Book 3, chapter 2, paragraph 29

[De la richesse commerciale, Sismondi, 1803, Original, 188-189]

    MONT-BLANC. Le Département du Mont-Blanc possédait à Chambéry deux fabriques de gaze, qui exportaient leurs produits à Lyon et à Turin, et qui y subsistaient depuis long-temps sans monopole; elles ont été ruinées par la révolution. L’on a cherché à les remplacer par deux fabriques d’armes, et une de limes, qui sont déjà tombées, ainsi que par une fabrique de toiles peintes établie à Annecy, et qui ne peut s’y soutenir. L’industrie naturelle de ce Département, celle qui y subsistait sans monopole, avait donc bien une autre vigueur, que cette industrie étrangère qu’on lui a substitué, et que les privilèges ne peuvent y maintenir (15).

[Translation]

   MONT-BLANC. The department of Mont-Blanc had two manufactories of gauze at Chambéry, which exported their produce to Lyon and Turin, and which subsisted for a long time without monopoly. They were ruined due to the revolution. Some attempts was made to compensate them with two manufactories of arms and one of files, which have already fallen, as well as with a manufactory of print, which was established at Annecy and which cannot be maintained there. The natural industry of this department which subsisted there without monopoly, therefore, was of different vigour from this unfamiliar industry which was intended to replace it and which cannot be maintained there even with privileges (15).

Wednesday, 14 April 2010

Book 3, chapter 2, paragraph 28

[De la richesse commerciale, Sismondi, 1803, Original, 188]
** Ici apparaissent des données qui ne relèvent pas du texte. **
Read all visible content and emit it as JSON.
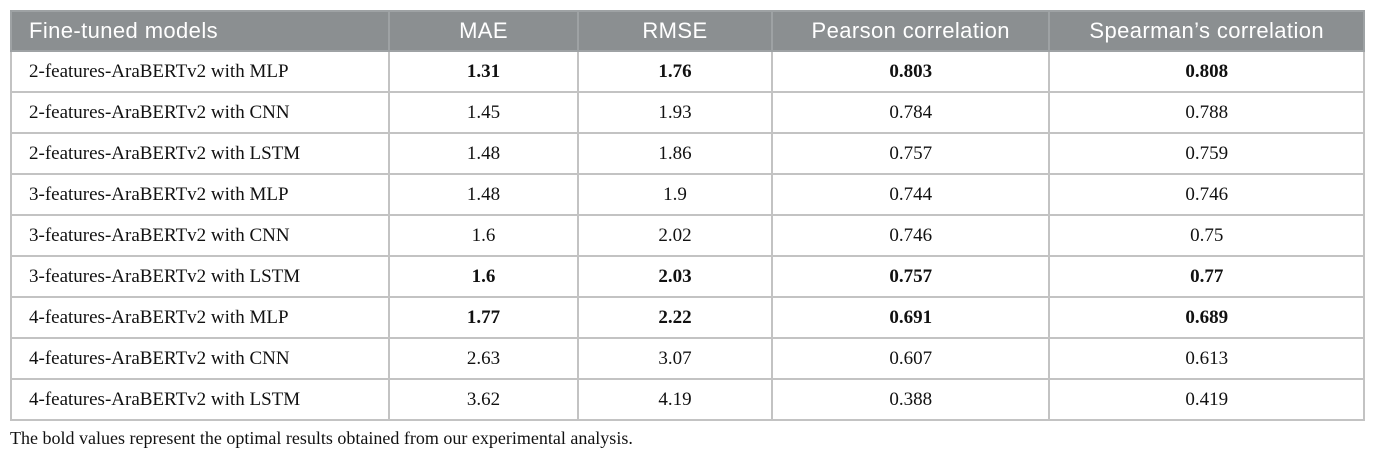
{
  "table": {
    "columns": [
      "Fine-tuned models",
      "MAE",
      "RMSE",
      "Pearson correlation",
      "Spearman’s correlation"
    ],
    "rows": [
      {
        "model": "2-features-AraBERTv2 with MLP",
        "values": [
          "1.31",
          "1.76",
          "0.803",
          "0.808"
        ],
        "bold": true
      },
      {
        "model": "2-features-AraBERTv2 with CNN",
        "values": [
          "1.45",
          "1.93",
          "0.784",
          "0.788"
        ],
        "bold": false
      },
      {
        "model": "2-features-AraBERTv2 with LSTM",
        "values": [
          "1.48",
          "1.86",
          "0.757",
          "0.759"
        ],
        "bold": false
      },
      {
        "model": "3-features-AraBERTv2 with MLP",
        "values": [
          "1.48",
          "1.9",
          "0.744",
          "0.746"
        ],
        "bold": false
      },
      {
        "model": "3-features-AraBERTv2 with CNN",
        "values": [
          "1.6",
          "2.02",
          "0.746",
          "0.75"
        ],
        "bold": false
      },
      {
        "model": "3-features-AraBERTv2 with LSTM",
        "values": [
          "1.6",
          "2.03",
          "0.757",
          "0.77"
        ],
        "bold": true
      },
      {
        "model": "4-features-AraBERTv2 with MLP",
        "values": [
          "1.77",
          "2.22",
          "0.691",
          "0.689"
        ],
        "bold": true
      },
      {
        "model": "4-features-AraBERTv2 with CNN",
        "values": [
          "2.63",
          "3.07",
          "0.607",
          "0.613"
        ],
        "bold": false
      },
      {
        "model": "4-features-AraBERTv2 with LSTM",
        "values": [
          "3.62",
          "4.19",
          "0.388",
          "0.419"
        ],
        "bold": false
      }
    ],
    "footnote": "The bold values represent the optimal results obtained from our experimental analysis.",
    "colors": {
      "header_background": "#8b8f91",
      "header_text": "#ffffff",
      "body_border": "#c3c3c3",
      "body_text": "#111111"
    }
  }
}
   VENDÉE. Dans le Département de la Vendée l’on ne fabrique que quelques étoffes grossières de laine, et quelques toiles pour la consommation des habitants; les étrangers ne lui font donc aucune concurrence (14).

[Translation]

   VENDÉE. In the department of Vendée, only some coarse woollen cloth and some linen cloth for consumption of the habitants are manufactured; the foreign cloth is not in competition with them (14).

Tuesday, 13 April 2010

Book 3, chapter 2, paragraph 27

[De la richesse commerciale, Sismondi, 1803, Original, 187-188]

   ALLIER. Celui de l’Allier n’a que fort peu de manufactures. Sa statistique ne fait mention que de deux verreries, une fabrique d’armes, et plusieurs forges. Il existait cependant autrefois à Moulins une coutellerie renommée; serait-elle tombée ? Cette fabrique est du nombre de celles que les douanes protègent, les Anglais travaillent l’acier mieux que nous; les Bourbonnais paraissaient cependant avoir sur eux l’avantage du bon marché, et pouvaient braver leur concurrence, du moins pour les qualités inférieures. La douane qui, en redoublant de rigueur contre les marchandises anglaises, n’a pu cependant conserver assez d’importance aux fabriques de Moulins pour que le Préfet les remarquât, ne paraît pas obtenir de grands succès quand elle protège l’industrie(13).

[Translation]

   ALLIER. The department of Allier has only a few manufactories. The statistics about it mention only two manufactories of glass, one of arms, and several iron-works. However, there used to be a famous manufactory of cutlery at Moulins; would it have gone under? This manufactory is one of those protected with customs duties, and the Englishmen produce better irons than we. However, the Bourbonnais ones seemed to get to the windward of the English in inexpensiveness, and could enter competition with them though of inferior quality. Customs duties, which, even reinforcing the rigour against the English merchants, were not able to attach such importance to the manufactories at Moulins that the prefect would note them, do not seem to be greatly successful when it comes to protection of industry(13).